Ursula K. Le Guin.  Photo by Jack Liu (2014).

Ursula K. Le Guin.  Photo by Jack Liu (2014).

 
I respect what I think he was trying to do, but for me it didn’t work. It couldn’t work. No writer can successfully use the ‘surface elements’ of a literary genre — far less its profound capacities — for a serious purpose, while despising it to the point of fearing identification with it. I found reading the book painful. It was like watching a man falling from a high wire while he shouts to the audience, “Are they going say I’m a tight-rope walker?”

We over at Fiction Unbound went nuts. Leave it to Le Guin, a hero of speculative literature, to rebuke the fantasy stigma in such stirring, uncompromising language. Fantasy novelist Scott Lynch started the hashtag #TotallyNotFantasy on Twitter, and there was much rejoicing.

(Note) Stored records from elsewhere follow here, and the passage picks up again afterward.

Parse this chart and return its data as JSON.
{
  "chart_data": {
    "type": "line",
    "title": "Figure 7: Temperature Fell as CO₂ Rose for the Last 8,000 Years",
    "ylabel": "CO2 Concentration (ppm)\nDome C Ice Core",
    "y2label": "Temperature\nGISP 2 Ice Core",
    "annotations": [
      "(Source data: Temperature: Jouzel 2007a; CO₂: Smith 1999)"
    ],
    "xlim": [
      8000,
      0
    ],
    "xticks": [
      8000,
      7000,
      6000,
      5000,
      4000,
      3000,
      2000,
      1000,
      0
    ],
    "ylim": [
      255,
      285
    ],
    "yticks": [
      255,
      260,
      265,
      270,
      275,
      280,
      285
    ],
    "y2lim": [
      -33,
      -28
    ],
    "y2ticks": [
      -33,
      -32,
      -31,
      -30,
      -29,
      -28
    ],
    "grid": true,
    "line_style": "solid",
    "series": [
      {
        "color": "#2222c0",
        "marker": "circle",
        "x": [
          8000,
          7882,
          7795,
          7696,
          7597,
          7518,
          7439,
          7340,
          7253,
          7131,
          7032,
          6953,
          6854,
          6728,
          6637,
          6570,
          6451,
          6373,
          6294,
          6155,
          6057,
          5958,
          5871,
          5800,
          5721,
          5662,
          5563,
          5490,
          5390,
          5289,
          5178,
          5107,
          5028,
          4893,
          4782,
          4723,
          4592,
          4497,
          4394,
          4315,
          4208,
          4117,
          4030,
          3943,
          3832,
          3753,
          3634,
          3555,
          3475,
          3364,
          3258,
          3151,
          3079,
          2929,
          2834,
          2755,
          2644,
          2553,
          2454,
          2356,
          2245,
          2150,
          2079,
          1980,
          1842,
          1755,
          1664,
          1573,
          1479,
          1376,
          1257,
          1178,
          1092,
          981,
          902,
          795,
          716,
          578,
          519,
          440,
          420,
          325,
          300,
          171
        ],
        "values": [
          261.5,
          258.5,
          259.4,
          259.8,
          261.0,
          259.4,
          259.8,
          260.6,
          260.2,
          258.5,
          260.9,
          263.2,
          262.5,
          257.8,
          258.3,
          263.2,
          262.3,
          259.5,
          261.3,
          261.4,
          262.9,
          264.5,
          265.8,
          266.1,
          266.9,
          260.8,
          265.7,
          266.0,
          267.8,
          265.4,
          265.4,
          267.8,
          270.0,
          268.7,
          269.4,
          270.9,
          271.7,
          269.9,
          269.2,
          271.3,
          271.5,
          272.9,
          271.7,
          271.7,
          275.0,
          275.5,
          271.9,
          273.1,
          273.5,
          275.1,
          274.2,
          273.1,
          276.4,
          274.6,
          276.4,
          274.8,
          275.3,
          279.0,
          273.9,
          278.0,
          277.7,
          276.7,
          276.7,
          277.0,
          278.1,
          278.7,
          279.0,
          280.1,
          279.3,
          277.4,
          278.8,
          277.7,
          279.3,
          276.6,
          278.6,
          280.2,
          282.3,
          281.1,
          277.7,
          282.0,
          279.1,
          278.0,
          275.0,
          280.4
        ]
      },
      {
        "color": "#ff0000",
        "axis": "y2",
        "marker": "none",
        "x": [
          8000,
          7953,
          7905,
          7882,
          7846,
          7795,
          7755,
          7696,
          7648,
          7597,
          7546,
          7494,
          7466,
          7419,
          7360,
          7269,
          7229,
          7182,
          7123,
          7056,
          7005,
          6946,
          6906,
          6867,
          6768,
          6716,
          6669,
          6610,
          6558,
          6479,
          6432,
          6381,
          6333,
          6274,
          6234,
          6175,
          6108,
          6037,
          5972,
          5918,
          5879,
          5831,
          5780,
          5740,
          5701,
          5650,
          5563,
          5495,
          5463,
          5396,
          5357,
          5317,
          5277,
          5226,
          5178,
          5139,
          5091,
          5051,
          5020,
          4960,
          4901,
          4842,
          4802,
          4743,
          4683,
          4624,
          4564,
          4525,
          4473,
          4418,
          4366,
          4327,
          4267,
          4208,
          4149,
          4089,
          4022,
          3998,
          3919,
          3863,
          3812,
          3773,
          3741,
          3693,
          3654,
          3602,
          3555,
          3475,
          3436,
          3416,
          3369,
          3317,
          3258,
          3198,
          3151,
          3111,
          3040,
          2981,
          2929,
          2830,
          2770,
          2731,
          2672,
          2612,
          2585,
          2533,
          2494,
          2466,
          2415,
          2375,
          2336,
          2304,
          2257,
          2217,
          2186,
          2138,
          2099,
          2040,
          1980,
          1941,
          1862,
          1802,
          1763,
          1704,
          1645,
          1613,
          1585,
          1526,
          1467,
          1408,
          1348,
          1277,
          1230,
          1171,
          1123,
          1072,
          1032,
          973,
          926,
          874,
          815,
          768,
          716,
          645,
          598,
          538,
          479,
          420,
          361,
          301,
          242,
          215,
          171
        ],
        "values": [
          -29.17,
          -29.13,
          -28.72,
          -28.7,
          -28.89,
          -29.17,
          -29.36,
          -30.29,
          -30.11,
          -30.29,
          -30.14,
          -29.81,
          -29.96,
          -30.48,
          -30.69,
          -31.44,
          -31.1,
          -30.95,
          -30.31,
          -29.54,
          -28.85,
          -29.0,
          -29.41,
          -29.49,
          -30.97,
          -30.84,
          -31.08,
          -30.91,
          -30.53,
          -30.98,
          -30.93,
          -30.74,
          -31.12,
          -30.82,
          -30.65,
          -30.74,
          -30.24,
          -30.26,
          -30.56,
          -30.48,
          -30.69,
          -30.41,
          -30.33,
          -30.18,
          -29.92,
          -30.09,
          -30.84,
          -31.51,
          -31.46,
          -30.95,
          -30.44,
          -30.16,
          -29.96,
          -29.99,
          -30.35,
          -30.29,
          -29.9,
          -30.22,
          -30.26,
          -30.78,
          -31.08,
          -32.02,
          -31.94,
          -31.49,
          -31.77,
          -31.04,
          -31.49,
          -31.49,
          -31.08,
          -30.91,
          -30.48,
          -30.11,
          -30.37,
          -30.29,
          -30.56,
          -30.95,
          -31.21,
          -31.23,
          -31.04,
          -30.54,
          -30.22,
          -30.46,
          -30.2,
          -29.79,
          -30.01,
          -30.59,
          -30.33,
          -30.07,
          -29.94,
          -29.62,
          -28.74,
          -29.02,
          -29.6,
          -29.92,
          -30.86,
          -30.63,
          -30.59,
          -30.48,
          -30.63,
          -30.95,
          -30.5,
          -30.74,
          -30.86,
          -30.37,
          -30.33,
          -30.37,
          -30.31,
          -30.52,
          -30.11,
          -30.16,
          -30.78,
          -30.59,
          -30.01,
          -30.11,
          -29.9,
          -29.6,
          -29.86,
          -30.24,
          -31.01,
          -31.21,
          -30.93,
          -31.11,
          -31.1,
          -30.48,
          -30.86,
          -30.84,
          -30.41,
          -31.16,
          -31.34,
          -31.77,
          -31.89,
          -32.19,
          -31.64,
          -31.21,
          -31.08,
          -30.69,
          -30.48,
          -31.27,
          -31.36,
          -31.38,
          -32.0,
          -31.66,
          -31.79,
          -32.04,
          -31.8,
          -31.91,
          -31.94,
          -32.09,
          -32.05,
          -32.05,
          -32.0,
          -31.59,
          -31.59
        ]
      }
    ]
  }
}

It's just my luck that I pulled the straw for news editor this week. Ishiguro is one of my favorite authors, and so is Le Guin. I am distressed. Since the tide seems to be tending against Ishiguro, permit me to offer three brief, possible defenses:

1.  Authors may legitimately worry about managing expectations. If one is looking for a fantasy novel and opens Ishiguro--I say this confidently without having cracked open The Buried Giant yet--one will be disappointed. Readers who expected high-concept science fiction from Never Let Me Go did not get Orphan Black. If "they" say The Buried Giant is fantasy, if the publishers and marketers are "going to say it's fantasy," then readers may come in with a host of perfectly legitimate expectations that fail to pan out. If that's what Ishiguro was worried about, he has every right.

Kazuo Ishiguro with the cast of the film adaptation of Never Let Me Go.  Photo by Bex Walton (2010).

Kazuo Ishiguro with the cast of the film adaptation of Never Let Me Go.  Photo by Bex Walton (2010).

2.  Authors don't have to agree with a stigma to fear it. It is indisputable fantasy novels face a stigma from the hoity-toities of "literary" fiction. David Mitchell got ridiculed in his New Yorker review for the fantasy 'surface elements'; Le Guin has also spoken powerfully about the literary establishment's dismissive attitude towards speculative fiction, for example in this terrific (old) interview in Guernica:

 
I am still mostly referred to (dismissed) as a “sci fi writer.” When Margaret Atwood writes a serious review of one of my books for the New York Times, it is printed under the title “The Queen of Quinkdom,” to make sure nobody takes it seriously. I am shortlisted for major awards, but the awards go to people like De Lillo and MacCarthy who also write science fiction, using the tropes and loci and metaphors of science fiction, but fastidiously keep their literary skirts from being defiled by the name of genre.

Let's say Ishiguro really does fear being identified with the fantasy genre. It's not like that's an irrational fear.

3.  This is distracting us from the important work of roundly condemning Jonathan Franzen. Every minute spent on #Ishiguin is a minute we could be devoting to #Franzenfreude. Won't someone think of the tweets?

ON THE OTHER HAND, there's another thread running through these genre wars, and that's gender. Le Guin lays it out plainly in the Guernica interview: men are forgiven their speculative elements more than women. Cormac McCarthy's The Road won the Pulitzer; Karen Russell's Swamplandia! literally lost to no one. So, when Ishiguro shies away from the fantasy genre, to what extent is he exercising a gendered privilege of "transcending," "superseding," or just plain being excused from the genre stigma?